There is much that needs to be
done if the type of change that Denver Seeds is envisioning is to become a
reality. But the effects of the changes would be transformative for Denver in
its image and in its industry. Denver was once a much more powerful
agricultural hub than it is today, and could reclaim that identity in an
updated fashion. It would engage offices, organizations and the community in
dialogues surrounding land use, social and cultural quality of life, skill
sharing and education, vocational training and community outreach, health, autonomy
and economy. It will bring to light conflicts of land use, disposition and
tenure, and environmental issues surrounding contaminants in the water and soil
and general toxic environmental load within the city. Green projects, including
but not limited to, UPA in the urban environment have proven ameliorative
effects on public health and safety and environmental health and biodiversity.

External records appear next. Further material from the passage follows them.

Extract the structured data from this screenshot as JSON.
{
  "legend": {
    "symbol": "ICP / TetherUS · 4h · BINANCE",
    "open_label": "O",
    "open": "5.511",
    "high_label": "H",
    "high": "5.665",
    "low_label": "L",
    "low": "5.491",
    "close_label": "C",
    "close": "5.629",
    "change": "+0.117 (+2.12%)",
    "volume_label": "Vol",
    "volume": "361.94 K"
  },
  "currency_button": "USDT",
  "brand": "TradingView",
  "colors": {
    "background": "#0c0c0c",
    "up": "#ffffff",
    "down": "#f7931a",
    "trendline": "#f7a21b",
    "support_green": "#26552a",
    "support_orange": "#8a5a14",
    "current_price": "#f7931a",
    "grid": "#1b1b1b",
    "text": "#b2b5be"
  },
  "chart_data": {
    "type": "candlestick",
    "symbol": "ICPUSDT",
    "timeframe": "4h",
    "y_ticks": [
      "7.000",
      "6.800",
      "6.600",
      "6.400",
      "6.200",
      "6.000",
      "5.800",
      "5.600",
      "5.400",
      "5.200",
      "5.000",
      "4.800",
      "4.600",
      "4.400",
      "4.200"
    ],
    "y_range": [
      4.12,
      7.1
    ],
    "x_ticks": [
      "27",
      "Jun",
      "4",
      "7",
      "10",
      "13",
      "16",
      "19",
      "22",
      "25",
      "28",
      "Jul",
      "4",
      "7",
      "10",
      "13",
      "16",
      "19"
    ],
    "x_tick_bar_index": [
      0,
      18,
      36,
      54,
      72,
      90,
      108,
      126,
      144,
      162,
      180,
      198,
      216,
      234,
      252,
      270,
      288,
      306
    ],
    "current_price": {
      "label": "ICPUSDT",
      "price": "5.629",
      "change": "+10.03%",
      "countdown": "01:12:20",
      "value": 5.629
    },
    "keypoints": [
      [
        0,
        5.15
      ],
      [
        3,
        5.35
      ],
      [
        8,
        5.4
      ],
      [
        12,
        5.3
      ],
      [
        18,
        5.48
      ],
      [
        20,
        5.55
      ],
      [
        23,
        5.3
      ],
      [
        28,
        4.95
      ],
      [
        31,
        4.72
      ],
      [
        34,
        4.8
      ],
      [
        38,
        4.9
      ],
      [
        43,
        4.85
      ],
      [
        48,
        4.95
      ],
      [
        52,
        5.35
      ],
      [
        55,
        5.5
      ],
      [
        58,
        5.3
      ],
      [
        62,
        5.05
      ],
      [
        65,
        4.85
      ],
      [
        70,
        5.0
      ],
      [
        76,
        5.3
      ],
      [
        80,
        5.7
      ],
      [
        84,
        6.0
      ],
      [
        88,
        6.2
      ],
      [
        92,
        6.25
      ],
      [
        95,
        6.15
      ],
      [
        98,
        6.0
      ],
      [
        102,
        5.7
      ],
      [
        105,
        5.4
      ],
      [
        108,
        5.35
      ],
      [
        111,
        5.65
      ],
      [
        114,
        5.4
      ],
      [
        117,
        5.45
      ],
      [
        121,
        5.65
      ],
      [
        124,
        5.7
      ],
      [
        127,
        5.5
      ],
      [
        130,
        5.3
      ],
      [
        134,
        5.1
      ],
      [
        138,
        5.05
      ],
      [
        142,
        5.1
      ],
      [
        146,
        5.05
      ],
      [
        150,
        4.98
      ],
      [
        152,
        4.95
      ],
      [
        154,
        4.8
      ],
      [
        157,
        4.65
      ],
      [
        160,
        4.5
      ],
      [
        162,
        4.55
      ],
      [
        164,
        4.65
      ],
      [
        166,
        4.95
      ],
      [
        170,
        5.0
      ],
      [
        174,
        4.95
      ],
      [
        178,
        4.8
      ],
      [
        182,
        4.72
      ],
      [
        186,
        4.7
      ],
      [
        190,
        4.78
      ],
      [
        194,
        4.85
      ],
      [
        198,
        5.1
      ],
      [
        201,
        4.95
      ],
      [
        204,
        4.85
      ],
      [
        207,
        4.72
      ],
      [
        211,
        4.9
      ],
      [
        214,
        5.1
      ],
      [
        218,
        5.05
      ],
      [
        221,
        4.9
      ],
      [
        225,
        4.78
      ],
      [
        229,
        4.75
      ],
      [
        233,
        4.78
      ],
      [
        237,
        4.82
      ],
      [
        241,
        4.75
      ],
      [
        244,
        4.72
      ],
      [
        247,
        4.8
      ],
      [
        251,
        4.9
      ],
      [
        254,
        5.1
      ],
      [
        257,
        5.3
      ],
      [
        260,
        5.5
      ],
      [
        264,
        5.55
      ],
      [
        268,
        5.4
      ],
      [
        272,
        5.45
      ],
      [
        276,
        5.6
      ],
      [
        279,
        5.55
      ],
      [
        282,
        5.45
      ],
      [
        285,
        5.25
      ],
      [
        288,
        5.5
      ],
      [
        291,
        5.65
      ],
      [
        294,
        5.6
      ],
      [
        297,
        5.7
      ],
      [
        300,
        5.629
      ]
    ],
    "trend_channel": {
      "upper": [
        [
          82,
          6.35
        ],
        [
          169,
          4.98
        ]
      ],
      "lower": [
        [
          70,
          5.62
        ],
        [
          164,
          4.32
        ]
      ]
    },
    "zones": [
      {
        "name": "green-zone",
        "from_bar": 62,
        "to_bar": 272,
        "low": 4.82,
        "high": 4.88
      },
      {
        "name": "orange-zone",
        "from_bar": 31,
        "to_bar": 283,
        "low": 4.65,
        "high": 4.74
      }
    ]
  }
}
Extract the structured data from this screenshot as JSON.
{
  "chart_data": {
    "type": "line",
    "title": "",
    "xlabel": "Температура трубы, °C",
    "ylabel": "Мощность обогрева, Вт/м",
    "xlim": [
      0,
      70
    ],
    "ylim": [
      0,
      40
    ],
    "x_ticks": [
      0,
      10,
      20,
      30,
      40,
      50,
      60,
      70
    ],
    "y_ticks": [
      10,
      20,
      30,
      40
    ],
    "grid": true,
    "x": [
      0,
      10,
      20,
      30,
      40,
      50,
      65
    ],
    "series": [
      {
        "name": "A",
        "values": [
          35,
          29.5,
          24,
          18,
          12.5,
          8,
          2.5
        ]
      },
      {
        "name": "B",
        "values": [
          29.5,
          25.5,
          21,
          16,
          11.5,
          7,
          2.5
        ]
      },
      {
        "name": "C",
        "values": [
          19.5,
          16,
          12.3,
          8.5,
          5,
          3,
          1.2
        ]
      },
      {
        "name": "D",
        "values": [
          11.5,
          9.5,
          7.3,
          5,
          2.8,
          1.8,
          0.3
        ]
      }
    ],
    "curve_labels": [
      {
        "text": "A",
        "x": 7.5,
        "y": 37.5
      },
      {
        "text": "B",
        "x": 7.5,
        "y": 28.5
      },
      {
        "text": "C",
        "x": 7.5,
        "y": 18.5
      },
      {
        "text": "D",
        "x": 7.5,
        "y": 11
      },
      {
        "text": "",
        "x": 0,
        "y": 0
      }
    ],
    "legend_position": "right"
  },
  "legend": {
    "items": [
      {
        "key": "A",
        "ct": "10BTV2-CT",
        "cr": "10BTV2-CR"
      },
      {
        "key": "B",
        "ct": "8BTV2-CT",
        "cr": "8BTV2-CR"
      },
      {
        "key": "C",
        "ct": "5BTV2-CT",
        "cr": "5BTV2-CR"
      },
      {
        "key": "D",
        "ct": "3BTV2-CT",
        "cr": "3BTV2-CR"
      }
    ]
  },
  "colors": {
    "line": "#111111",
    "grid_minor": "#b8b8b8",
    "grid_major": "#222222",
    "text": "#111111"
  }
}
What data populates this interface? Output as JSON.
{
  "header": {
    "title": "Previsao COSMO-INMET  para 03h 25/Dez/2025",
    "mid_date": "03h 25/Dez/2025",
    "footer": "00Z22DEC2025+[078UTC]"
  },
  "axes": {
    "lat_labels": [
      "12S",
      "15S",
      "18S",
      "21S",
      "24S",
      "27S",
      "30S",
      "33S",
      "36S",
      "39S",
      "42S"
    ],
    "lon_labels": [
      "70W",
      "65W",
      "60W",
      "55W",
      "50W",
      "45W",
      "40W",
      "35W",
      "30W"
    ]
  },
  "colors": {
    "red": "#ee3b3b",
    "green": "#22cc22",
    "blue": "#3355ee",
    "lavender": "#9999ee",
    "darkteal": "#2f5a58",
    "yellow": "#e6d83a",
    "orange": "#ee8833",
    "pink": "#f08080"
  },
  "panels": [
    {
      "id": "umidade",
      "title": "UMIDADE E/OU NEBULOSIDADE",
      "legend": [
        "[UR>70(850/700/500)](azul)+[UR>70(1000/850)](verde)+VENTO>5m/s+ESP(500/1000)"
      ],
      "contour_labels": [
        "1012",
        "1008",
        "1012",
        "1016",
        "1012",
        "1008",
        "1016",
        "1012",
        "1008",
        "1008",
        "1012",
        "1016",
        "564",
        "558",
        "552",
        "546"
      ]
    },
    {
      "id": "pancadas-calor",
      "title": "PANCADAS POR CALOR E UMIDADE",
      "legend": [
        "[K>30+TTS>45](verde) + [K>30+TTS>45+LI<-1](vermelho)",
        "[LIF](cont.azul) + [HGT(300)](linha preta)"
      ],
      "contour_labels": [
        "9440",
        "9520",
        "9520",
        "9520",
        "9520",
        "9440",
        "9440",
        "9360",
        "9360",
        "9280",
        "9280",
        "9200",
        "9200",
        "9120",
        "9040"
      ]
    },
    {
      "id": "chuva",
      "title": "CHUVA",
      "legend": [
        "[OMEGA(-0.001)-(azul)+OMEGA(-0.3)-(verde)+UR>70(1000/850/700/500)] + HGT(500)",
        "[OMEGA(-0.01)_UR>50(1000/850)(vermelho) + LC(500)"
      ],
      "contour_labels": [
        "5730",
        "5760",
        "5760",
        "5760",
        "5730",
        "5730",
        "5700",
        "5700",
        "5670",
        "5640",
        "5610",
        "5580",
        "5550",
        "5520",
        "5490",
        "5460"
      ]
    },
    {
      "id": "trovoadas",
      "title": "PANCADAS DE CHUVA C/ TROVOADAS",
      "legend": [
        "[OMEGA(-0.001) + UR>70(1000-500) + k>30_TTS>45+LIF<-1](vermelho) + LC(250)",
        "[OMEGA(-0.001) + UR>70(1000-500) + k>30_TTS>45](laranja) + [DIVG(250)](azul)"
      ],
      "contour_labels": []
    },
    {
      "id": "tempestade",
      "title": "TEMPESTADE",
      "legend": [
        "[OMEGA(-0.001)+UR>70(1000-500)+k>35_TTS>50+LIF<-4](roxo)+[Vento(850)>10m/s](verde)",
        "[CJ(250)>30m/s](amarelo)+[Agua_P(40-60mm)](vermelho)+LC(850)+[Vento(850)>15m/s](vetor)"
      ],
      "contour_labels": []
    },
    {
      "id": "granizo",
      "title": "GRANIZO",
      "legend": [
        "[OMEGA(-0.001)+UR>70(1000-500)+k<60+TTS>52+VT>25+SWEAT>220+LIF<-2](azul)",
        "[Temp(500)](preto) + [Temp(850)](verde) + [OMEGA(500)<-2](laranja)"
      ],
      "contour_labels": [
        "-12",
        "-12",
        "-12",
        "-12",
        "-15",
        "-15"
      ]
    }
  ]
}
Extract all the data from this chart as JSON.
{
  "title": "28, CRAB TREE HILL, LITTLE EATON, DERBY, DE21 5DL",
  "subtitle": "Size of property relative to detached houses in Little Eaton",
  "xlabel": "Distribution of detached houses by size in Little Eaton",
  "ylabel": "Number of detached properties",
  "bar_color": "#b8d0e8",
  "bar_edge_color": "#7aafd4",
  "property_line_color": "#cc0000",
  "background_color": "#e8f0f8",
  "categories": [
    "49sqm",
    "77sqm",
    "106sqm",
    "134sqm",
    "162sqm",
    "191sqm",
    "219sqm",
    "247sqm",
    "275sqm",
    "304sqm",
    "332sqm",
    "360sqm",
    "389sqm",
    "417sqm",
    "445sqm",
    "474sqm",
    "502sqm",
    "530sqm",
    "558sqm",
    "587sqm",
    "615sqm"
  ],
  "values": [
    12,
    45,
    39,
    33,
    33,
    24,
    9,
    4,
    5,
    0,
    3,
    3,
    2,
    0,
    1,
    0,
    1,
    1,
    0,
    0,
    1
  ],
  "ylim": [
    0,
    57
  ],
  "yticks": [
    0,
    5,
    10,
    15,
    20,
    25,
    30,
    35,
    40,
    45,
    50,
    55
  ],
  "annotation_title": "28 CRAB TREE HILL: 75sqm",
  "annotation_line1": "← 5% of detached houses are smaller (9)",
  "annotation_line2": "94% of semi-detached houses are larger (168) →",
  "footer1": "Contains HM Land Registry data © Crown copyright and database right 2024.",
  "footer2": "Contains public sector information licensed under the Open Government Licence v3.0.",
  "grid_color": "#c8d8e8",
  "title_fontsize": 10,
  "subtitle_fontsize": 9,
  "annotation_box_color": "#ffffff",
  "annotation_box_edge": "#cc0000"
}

With the urban population load of
the 21st century that we can expect, cities will need to
continuously re-engage issues of land use and health and the safety of its
citizens. The dynamic and dramatic nature of this change is uncertain, but to
prepare for the best increases the quality of life for residents now and in the
future. Denver Seeds is a step in the right direction, and with luck and good
works, hopefully it can evolve into a stride.